На фоне романа «Антикварий» (перекличка с ним ранних гоголевских фрагментов, на наш взгляд, отнюдь не случайна) легко обнаружить и редукцию поэтики тайны: последняя в <Главах…> уже обусловливает лишь экзотическую сторону сюжета, связанную с его национально-историческим, фольклорным колоритом, и явно профанируется, ибо, не узнаваемый другими, сам герой знает о своем происхождении, а на роль хранительницы тайны подходит как выжившая из ума старая нянька, так и мать Ганны-Гали (в этом случае тайной могли быть и какие-то родственные отношения).

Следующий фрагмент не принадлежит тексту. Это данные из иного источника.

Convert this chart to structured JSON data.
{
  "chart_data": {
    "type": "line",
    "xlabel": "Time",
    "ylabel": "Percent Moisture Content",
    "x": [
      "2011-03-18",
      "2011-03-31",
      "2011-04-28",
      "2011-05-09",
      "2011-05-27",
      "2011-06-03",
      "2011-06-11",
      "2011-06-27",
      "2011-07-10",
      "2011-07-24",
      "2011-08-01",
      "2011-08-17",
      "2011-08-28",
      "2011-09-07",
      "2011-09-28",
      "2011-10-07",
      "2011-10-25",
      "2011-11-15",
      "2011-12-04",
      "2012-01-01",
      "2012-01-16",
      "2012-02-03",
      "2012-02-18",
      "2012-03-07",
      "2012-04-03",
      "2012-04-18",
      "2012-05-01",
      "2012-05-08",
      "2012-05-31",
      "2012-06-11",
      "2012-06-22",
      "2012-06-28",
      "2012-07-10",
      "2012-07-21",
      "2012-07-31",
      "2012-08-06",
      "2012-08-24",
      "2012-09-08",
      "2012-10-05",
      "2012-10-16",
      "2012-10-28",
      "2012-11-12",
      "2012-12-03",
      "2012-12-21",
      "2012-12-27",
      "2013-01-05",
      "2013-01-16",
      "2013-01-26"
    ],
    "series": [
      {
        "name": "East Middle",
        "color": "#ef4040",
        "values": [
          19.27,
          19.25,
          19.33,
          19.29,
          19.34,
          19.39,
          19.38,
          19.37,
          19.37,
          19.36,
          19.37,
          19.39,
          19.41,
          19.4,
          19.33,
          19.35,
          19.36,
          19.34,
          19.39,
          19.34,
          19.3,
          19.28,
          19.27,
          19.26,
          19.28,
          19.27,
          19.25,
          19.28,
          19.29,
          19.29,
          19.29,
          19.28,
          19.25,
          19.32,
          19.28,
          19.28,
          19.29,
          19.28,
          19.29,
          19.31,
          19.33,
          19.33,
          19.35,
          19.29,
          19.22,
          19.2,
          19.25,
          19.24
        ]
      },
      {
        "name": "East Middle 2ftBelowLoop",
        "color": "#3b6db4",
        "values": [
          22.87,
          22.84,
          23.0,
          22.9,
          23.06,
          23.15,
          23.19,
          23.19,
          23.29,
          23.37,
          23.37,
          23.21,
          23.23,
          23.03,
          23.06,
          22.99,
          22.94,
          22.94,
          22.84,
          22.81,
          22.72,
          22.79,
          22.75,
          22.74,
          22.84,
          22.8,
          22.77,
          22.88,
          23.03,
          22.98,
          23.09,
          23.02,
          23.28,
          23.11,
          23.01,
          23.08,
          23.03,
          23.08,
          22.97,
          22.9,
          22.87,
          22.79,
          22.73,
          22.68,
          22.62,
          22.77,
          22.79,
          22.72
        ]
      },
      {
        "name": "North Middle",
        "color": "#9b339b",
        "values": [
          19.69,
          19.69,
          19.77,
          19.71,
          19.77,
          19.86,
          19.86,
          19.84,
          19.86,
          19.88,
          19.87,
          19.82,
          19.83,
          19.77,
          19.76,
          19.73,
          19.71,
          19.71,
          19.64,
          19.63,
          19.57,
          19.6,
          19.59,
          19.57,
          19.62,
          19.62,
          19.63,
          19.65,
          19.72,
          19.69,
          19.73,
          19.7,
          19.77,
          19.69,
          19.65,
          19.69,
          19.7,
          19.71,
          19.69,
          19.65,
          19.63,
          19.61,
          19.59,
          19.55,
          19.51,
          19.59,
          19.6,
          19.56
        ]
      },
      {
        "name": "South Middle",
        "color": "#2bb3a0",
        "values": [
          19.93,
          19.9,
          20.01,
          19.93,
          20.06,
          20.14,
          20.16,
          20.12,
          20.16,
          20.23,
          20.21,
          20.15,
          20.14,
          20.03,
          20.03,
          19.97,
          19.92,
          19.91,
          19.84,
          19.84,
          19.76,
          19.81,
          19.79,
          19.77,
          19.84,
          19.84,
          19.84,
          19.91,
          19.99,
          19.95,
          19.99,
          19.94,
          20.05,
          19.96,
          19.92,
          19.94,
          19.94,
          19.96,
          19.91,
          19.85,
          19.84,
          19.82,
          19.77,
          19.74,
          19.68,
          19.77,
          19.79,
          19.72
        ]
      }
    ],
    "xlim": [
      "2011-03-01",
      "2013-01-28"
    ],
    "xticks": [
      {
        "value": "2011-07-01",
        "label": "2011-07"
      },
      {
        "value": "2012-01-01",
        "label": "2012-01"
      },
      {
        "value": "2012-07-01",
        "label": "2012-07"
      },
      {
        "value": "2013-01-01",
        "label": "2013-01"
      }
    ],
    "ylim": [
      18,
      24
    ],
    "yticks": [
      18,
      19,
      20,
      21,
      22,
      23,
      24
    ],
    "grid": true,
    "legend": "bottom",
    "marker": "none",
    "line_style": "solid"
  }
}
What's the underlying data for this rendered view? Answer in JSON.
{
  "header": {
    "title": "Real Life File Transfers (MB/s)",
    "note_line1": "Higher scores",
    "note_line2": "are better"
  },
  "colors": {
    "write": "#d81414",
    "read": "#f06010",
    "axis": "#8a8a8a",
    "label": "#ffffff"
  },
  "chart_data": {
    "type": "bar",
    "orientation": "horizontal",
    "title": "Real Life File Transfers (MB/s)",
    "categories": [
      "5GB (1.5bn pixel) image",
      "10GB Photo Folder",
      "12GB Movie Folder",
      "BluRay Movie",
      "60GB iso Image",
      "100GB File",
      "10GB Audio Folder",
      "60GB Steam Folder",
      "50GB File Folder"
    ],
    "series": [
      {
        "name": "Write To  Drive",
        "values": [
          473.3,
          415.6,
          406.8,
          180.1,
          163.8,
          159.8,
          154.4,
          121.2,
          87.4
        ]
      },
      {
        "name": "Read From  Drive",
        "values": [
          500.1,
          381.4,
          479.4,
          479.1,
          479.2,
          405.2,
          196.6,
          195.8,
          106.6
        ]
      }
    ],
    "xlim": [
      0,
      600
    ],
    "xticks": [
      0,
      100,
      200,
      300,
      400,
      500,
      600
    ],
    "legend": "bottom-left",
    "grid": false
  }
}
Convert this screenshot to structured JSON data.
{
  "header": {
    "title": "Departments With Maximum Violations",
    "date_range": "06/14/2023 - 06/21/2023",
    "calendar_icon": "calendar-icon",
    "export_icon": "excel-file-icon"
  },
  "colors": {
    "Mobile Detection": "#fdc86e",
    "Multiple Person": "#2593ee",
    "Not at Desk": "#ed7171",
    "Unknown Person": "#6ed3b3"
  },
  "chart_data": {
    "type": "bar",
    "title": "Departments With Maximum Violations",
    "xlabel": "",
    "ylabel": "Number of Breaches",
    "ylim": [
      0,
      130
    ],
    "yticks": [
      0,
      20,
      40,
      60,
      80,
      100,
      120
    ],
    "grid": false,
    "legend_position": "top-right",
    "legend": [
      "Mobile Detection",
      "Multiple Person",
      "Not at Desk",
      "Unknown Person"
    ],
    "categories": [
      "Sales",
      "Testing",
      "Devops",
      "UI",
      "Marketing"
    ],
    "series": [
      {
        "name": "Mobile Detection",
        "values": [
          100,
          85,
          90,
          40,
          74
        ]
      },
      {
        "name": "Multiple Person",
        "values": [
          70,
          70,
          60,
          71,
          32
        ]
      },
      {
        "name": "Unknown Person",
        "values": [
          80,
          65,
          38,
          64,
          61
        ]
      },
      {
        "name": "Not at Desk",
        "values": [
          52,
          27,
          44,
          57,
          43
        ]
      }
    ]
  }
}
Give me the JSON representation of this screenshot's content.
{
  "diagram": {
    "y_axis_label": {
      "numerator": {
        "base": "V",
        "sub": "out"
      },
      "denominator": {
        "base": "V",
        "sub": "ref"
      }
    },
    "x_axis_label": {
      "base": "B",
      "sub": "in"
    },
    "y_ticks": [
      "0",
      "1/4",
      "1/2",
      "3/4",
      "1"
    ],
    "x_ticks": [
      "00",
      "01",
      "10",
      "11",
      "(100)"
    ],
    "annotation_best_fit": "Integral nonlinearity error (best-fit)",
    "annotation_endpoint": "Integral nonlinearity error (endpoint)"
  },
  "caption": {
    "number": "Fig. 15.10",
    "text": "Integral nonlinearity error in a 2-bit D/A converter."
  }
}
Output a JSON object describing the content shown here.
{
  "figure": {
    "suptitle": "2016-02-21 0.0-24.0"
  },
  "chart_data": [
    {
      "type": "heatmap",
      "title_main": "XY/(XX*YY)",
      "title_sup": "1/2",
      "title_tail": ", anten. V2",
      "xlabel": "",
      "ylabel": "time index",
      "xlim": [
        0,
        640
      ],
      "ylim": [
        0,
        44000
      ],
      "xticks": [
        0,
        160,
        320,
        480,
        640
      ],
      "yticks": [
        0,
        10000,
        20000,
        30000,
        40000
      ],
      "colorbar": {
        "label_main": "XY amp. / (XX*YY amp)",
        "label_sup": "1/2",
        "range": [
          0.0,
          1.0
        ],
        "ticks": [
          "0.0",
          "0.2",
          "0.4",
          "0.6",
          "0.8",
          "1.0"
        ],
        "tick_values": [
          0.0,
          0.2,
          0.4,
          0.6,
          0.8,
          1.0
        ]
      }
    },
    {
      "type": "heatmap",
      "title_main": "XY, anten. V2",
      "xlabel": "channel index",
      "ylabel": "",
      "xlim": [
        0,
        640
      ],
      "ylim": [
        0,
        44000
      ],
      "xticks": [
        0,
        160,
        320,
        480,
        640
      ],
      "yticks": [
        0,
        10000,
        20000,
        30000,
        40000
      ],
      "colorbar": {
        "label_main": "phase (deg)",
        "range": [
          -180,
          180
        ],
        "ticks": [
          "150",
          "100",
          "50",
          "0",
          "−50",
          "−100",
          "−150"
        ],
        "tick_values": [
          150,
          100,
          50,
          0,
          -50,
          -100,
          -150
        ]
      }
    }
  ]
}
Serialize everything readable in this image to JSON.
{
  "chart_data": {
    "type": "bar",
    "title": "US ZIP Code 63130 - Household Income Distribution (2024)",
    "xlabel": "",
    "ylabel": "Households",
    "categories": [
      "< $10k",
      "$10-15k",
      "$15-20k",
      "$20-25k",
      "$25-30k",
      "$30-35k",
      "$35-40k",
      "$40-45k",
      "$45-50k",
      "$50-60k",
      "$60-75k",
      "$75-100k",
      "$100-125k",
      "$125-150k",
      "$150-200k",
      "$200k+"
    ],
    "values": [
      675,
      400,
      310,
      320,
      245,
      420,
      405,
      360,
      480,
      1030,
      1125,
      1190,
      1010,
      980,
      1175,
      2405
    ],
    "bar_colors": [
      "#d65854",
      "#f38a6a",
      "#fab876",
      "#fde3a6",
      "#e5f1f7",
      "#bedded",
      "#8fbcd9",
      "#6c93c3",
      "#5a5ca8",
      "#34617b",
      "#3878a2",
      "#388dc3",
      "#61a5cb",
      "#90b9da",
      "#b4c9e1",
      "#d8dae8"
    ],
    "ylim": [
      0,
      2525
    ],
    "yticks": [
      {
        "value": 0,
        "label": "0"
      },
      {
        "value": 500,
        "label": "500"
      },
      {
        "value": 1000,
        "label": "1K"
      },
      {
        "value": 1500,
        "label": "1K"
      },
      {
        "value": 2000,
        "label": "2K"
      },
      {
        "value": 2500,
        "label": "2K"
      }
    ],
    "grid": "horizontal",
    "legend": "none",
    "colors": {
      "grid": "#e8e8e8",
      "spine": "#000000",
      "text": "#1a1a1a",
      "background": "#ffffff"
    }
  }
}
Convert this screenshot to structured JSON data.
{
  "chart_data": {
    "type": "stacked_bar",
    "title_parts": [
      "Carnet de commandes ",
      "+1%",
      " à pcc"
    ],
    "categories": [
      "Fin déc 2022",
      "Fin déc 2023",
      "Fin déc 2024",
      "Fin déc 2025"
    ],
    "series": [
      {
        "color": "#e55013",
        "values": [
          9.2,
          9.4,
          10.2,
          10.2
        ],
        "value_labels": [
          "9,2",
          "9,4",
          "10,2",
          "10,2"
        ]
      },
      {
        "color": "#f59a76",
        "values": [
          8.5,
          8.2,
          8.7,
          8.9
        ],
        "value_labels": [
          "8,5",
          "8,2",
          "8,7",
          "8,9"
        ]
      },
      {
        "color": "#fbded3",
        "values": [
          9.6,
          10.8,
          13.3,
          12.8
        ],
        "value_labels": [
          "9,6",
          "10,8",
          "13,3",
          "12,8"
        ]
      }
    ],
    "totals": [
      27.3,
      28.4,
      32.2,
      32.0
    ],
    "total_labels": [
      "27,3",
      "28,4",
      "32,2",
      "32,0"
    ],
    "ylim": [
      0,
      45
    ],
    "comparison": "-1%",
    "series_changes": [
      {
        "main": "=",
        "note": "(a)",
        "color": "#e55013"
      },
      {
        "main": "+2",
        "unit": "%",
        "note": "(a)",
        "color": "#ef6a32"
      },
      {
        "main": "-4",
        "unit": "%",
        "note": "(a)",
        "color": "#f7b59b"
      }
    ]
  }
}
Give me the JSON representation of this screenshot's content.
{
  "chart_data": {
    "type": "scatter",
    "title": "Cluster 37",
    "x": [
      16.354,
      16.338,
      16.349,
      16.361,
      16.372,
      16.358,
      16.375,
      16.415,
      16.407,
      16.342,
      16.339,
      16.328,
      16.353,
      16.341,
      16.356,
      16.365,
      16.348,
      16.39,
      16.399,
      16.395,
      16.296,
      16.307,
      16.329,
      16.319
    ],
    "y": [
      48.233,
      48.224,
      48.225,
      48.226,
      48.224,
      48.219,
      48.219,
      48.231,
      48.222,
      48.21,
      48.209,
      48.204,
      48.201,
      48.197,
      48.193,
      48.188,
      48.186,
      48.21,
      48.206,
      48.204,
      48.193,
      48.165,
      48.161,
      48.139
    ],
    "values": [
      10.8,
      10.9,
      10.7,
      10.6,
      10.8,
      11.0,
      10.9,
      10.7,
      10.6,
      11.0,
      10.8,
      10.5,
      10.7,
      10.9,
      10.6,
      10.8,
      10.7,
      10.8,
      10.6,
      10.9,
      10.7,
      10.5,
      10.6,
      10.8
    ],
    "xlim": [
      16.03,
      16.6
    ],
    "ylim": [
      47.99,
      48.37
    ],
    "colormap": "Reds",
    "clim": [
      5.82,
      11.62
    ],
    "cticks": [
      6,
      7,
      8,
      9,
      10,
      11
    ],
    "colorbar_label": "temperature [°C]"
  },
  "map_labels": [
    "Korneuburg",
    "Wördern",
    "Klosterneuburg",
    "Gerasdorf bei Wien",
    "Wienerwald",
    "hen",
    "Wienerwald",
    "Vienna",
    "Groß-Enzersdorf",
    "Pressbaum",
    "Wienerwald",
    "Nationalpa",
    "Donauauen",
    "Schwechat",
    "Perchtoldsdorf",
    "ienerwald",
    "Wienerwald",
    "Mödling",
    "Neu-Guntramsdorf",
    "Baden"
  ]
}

Портреты этих старух явно схожи с образами Элспет и тещи Глечика, а также с описанием сосны в «Главе из исторического романа». У Элспет неподвижное сморщенное лицо, «невнятный, могильный голос», «иссохшая рука», движения автоматические; отрешенная от внешнего мира, старуха ничего не замечает, ибо погружена в прошлое; иногда она кажется «мумией, на минуту оживотворенной давно оставившим ее духом»[189]. В «Главе…» сосна «посреди обнаженного леса» была похожа на «мумию, которую с изумлением отыскивают между голыми скелетами, одну, не сокрушенную тлением. В ней видны те же черты, та же прекрасная форма человека объемлет ее. Но, Боже, в каком виде!» (III, 315). А теща Глечика напоминает «жертву могилы, в которой сильная природа нарочно удерживала жизнь, чтобы показать человеку всю ничтожность долголетия, к коему так жадно стремятся его желания. Могильное равнодушие разливалось на усеянных морщинами чертах ее. Ни искры какой-нибудь живости в глазах! мутные, они устремлялись порой… но тот бы обманулся, кто прочитал бы в них что-нибудь похожее на любопытство. Они ни на что не глядели; им все казалось смутно, как не совсем проснувшемуся человеку <…> старуха отправилась на печь, всегдашнее свое жилище, весь мир свой, который так же казался ей просторен и люден, как и всякий другой…» (III, 319). В <Главах исторической повести> мать Ганны-Гали – это «иссохнувшее, едва живущее существо <…> несчастный остаток человека… олицетворенное страдание <…> длинное, все в морщинах, почти бесчувственное лицо <…> губы какого-то мертвого цвета <…> слившиеся в сухие руины черты…» (III, 300–301). Все это наводит на мысль, что, изображая старух на пороге смерти, Гоголь не только наделяет их чертами Элспет, но и варьирует при этом классический образ старухи Смерти, представляя старух носительницами вечной тайны и ее символом. Подтверждение тому – в финале «Сорочинской ярмарки», в хрестоматийных образах «старушек, на ветхих лицах которых веяло равнодушием могилы <…> которых один хмель только, как механик своего безжизненного автомата, заставляет делать что-то подобное человеческому…» (I, 135–136).